If the Nordic/Baltic online store operates a smaller business, strictly speaking, it may still be subject to the cross-border transfer regime, however, under applicable rules and in practice, the compliance requirements described in first paragraph of this section may not necessarily be implemented as long as a clear and concise consent is obtained.
Cross-border data transfer is still a key issue in the data protection regime, and details in this regard are yet to be clarified by future regulations.
5. Compliance Requirements
The PIPL requires offshore “personal information processing entities” subject to the PIPL to establish a “dedicated office” or appoint a “designated representative” in China for personal information protection purposes.
That is, if a Nordic/Baltic online store currently has no business presence in China, but sells products to Chinese customers, the online store must have an office or representative located in China to be responsible for the data. compliance issue.

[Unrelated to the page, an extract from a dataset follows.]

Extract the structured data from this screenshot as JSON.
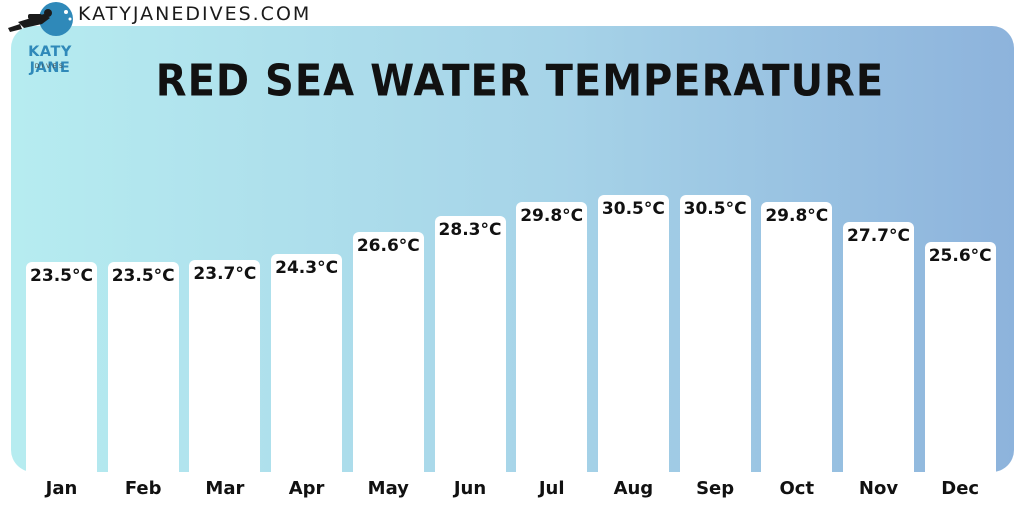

Additionally, for a Nordic/Baltic online store with a large number of users in China, there are additional compliance requirements to meet, including but not limited to:
§ have data stored in China and transfer that personal information out of China subject to a series of complicated requirements
§ formulate platform rules according to the principles of openness, fairness and impartiality, and clarify the standards for the processing of personal information by the online store
§ regularly publish a social responsibility report for the protection of personal information and accept social control. The definition of “large number of users” has not been clarified in the PIPL and is pending clarification.
6. Our point of view
The PIPL reshapes the handling of personal information in China and indicates that personal information protection is “here to stay” in China.
Reviewing and understanding the scope and application of the PIPL is an ongoing process, and we expect future regulations to provide greater detail and clarity.
For now, for a Nordic/Baltic online store selling products to Chinese customers, it is time to put in place appropriate internal risk control/compliance measures and policies to meet the regulatory requirements set out in the PIPL, including how you collect consent from Chinese consumers. . Internal compliance due diligence and staff training may also be considered.
The content of this article is intended to provide a general guide on the subject. Specialist advice should be sought regarding your particular situation.